At the Hanil restaurant in Koreatown, employees strung twinkling lights through the bamboo stalks near the front doors and removed a booth to make way for the Christmas tree.
Jin Young Pack, owner of the Korean barbecue restaurant near Olympic Boulevard in Los Angeles, flipped through his reservations book to reveal the more than 50 Korean college alumni groups that had booked banquet rooms for traditional holiday reunions. "It's the busiest time of the year," Pack said.
Christmas--no matter what language you say it in--means business for the many immigrant merchants of Southern California. Besides Christmas shoppers, many merchants rely on customers who start preparing for such holidays as Chinese New Year or Tet--the three-day Vietnamese New Year's celebration.
"I think it's just as critical for them during the Christmas holiday season as it is for any retail operation," said Wilfred Marshall, director of the mayor's small business assistance office. The immigrant merchants may not be located in major malls, Marshall said, but "they speak the right language and their customers feel comfortable."
Without Christmas sales, "we would just survive--that's about all," said Stanley Fujihara, an employee at Mikawaya, a Little Tokyo sweets shop where holiday shoppers take home nearly 1,000 boxes of assorted Japanese rice cookies and crackers.
At Fragrance King, a Monterey Park cosmetic and perfume shop catering to Chinese customers, Christmas shopping overshadows business for Chinese New Year. "Our Christmas business is definitely important," said store manager Frank Ma, who estimated that December accounts for 60% of his annual sales.
The merchants, whether they be along Broadway in downtown Los Angeles or in the "Little Saigon" area of Orange County, operate in or near the neighborhoods that often serve as the first stop for recent Latin American and Asian immigrants.
As these immigrants and their families find their way to new neighborhoods and new life styles throughout Southern California, they are more likely to patronize nearby shopping centers and eat at local restaurants. Moon Hong, who co-owns Bobbie's housewares shop in Koreatown, has noticed how children often adopt different shopping patterns from their parents. "They tend to shop less in Koreatown--they go to Westwood. They become more independent," he said. "It's the melting pot effect."
But during the holidays, many immigrants who have moved to new communities often return to their old neighborhoods for special foods and gifts they cannot find elsewhere. "The people are going to be doing traditional feasts, and they are going to have to make a special trip to stores not in their neighborhood," said Michael E. Robinson, an associate history professor at USC.

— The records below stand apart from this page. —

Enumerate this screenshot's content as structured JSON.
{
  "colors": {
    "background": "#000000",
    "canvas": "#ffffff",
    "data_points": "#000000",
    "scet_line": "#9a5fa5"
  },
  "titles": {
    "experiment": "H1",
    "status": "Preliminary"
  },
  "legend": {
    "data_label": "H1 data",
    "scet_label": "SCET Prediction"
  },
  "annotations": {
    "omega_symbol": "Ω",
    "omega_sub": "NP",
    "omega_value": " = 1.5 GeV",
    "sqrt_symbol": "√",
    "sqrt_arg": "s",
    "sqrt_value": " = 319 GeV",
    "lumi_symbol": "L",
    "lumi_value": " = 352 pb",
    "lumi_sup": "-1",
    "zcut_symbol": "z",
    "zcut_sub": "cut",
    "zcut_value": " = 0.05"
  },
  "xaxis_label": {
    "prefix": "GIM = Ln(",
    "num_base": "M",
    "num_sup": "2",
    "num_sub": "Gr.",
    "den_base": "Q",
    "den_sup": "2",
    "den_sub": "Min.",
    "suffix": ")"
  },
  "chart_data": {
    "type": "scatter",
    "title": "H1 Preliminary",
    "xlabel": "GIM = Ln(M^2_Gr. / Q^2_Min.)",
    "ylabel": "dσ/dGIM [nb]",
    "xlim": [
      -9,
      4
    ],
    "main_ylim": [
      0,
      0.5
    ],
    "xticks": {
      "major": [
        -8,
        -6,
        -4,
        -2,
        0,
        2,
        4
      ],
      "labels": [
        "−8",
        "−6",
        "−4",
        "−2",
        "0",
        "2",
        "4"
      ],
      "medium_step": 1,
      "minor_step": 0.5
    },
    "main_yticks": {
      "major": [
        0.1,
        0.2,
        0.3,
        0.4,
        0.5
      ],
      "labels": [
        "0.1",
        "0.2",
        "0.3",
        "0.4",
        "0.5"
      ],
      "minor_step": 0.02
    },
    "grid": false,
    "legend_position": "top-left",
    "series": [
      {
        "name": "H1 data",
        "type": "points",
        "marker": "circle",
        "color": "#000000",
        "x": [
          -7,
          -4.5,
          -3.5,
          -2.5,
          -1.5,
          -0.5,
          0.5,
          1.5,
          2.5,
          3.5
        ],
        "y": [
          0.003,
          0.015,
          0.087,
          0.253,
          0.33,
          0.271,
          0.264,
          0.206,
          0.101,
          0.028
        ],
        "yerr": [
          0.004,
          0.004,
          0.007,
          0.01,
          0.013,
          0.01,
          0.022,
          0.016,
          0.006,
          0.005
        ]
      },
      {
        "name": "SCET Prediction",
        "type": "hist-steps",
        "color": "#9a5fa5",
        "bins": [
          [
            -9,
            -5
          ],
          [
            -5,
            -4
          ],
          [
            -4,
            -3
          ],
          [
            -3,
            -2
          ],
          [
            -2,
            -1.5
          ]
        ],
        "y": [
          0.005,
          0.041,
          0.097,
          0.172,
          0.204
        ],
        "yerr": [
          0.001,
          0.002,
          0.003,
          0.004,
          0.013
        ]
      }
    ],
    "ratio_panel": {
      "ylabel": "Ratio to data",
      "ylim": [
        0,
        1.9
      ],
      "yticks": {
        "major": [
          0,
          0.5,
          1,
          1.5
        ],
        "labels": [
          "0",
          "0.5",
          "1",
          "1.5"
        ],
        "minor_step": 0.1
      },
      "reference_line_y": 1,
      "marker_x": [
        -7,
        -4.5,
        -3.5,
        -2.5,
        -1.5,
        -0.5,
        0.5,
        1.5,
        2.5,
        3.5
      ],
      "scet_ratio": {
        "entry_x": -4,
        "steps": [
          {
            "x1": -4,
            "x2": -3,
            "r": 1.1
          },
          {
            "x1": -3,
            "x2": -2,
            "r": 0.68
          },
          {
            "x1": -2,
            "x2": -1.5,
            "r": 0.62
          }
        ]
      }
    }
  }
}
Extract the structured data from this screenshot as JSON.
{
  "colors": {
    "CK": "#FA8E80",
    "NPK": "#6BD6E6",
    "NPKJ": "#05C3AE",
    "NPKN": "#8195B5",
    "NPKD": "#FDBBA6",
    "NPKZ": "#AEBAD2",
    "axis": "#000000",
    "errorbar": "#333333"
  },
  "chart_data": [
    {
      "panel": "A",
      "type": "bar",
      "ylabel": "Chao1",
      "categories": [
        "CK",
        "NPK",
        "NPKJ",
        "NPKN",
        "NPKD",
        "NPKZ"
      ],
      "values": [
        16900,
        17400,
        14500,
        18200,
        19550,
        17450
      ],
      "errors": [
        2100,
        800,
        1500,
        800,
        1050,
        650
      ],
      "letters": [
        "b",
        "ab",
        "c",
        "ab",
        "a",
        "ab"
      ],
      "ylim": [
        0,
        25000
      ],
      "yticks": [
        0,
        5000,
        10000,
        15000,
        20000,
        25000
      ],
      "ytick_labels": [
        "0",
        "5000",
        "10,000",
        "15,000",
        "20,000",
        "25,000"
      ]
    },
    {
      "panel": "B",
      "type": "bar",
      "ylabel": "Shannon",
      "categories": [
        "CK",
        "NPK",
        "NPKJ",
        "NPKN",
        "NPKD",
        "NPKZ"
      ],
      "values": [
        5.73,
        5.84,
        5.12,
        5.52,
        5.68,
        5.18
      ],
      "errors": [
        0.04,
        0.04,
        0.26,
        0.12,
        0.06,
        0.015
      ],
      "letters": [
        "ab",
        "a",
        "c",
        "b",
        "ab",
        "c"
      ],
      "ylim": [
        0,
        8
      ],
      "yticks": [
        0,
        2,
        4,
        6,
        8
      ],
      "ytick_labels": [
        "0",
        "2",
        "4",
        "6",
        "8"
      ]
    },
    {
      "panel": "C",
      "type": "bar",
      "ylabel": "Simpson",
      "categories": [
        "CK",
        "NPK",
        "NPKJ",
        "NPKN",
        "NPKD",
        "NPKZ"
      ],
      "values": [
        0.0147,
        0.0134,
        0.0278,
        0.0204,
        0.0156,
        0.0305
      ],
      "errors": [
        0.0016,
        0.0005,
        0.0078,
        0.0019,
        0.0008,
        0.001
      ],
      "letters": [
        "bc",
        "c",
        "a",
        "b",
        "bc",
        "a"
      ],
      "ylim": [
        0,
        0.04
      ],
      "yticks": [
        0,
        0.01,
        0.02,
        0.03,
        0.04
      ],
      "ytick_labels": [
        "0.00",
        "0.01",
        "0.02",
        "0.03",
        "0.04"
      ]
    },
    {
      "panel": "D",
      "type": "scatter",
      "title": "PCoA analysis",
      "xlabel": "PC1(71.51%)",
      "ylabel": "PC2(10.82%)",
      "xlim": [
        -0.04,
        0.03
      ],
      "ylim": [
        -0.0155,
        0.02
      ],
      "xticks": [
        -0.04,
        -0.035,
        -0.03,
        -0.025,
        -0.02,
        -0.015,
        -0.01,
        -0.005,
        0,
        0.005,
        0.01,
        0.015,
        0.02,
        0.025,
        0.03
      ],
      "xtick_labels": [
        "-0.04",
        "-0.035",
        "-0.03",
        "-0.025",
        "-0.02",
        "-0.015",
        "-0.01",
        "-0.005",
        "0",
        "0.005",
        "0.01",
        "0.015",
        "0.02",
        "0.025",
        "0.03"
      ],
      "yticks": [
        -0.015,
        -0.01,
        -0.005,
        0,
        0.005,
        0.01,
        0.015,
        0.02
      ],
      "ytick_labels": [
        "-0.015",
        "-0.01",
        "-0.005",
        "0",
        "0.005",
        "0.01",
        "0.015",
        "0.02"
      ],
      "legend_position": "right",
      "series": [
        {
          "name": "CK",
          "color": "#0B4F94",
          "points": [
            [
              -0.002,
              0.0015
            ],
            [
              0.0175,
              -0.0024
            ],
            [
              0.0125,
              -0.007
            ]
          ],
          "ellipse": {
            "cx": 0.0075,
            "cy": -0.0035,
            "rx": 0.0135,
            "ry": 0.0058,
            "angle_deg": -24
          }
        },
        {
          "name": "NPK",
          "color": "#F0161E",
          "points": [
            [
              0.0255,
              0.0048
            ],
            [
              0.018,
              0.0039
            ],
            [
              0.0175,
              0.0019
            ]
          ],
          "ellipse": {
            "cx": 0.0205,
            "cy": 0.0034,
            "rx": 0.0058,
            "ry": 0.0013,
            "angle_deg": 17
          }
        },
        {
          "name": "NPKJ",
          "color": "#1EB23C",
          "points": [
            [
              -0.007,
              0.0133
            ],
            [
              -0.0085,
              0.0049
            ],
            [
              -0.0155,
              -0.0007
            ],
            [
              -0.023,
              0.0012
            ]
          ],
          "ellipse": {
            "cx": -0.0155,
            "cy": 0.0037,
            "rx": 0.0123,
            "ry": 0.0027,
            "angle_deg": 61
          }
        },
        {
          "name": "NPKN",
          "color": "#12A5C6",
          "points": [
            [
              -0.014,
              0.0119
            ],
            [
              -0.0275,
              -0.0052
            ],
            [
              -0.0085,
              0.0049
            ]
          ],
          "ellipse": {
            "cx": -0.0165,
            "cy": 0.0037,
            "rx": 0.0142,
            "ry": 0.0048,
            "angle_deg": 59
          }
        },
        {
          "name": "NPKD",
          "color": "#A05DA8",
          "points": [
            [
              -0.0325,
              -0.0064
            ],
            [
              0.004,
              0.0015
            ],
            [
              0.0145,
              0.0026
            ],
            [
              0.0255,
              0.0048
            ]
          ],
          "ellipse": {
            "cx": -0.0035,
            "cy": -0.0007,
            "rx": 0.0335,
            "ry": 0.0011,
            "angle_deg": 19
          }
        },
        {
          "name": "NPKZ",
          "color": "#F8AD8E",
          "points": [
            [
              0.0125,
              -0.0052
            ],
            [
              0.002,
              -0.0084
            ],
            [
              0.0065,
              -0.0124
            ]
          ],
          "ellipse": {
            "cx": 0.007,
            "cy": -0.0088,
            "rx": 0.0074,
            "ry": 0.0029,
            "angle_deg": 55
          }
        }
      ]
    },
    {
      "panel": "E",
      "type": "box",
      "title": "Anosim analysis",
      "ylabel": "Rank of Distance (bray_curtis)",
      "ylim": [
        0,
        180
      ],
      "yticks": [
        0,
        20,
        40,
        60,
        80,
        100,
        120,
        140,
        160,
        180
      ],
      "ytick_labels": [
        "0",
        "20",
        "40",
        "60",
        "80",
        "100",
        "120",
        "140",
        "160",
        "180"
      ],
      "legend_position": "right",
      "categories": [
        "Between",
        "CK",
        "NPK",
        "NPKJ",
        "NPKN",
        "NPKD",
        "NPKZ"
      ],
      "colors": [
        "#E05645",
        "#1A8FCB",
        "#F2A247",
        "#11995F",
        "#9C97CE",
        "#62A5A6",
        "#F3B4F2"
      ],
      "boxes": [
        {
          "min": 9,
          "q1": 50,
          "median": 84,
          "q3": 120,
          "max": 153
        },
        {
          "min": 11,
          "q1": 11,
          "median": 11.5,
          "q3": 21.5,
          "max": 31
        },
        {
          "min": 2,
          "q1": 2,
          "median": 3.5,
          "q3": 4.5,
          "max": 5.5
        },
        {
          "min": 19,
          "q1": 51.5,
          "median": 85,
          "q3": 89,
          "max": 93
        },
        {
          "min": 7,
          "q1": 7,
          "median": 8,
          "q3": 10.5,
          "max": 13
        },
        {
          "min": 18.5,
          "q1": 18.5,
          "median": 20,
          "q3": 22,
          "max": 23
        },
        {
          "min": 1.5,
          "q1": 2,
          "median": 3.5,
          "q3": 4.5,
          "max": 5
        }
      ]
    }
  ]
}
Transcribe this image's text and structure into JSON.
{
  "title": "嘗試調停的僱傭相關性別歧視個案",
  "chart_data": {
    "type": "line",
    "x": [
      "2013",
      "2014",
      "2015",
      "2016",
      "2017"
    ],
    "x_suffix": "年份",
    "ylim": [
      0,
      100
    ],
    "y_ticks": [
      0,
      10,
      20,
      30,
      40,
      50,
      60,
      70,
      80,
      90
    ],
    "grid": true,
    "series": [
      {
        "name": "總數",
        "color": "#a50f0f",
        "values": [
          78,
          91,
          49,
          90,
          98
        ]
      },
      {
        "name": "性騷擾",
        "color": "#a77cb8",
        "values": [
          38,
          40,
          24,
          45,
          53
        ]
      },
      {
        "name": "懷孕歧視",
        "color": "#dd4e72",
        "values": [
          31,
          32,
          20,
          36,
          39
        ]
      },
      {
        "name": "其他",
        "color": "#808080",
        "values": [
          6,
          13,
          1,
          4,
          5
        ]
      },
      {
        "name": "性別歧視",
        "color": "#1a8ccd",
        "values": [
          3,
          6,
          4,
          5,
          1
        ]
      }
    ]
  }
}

Immigrant merchants approach the holidays like most other retailers: Extra help is hired; store hours are extended, before and after Christmas sales are held. But as merchants meld American holiday traditions with native customs, products and language, the results are sights and sounds not found in your run-of-the-mill mall:
- At Maynila, a Filipino restaurant in Los Angeles, a Christmas tree and yards of green garland have been added to the rattan decor in preparation for holiday parties. Between 150 and 200 customers will pay $18 to attend the A Pasko Sa Amerika (Christmas in America) party featuring live entertainment and a meal of roast pork and rice cakes.
- In Echo Park, the local chamber of commerce and merchants have paid for street banners that read "Merry Christmas" and "Feliz Navidad." But English and Spanish may not suffice: "One of our board members was upset because we didn't have one in Chinese," said Jackie Reed, president of the Echo Park Chamber of Commerce.
- At Little Tokyo Village Plaza, a Shogun Santa Claus--complete with flowing white beard and Japanese warrior helmet--listens to children read their Christmas wish lists.
Amid platters of Mexican pan dulce, green and red Christmas tree-shaped cookies occupy a prime spot next to the cash register at the Tijuana Bakery in Lynwood. The Mexican bakery sells about 600 of the cookies a day at 20 cents each.
- At the Yeo Wang Bong coffee shop, customers listened to a recording of "Angels We Have Heard on High"--sung in Korean. "I just started playing it this morning," said Young Choi, owner of the Koreatown restaurant. "It gets them smiling."
As has been the case with previous waves of immigrants, Americans have adopted some of the newcomers' customs. For example, Latinos have seen pinatas --mannequins made of wire, paper and glue and stuffed with candy--adopted by Anglos and others.
Another Latin American holiday import is the poinsettia plant. Indigenous to an area south of Mexico City, the poinsettia was prized by the Aztecs and later used in Nativity processions by Franciscan missionaries. The poinsettia is named after the first U.S. ambassador to Mexico, Joel R. Poinsett, who introduced the plant to the United States in 1825.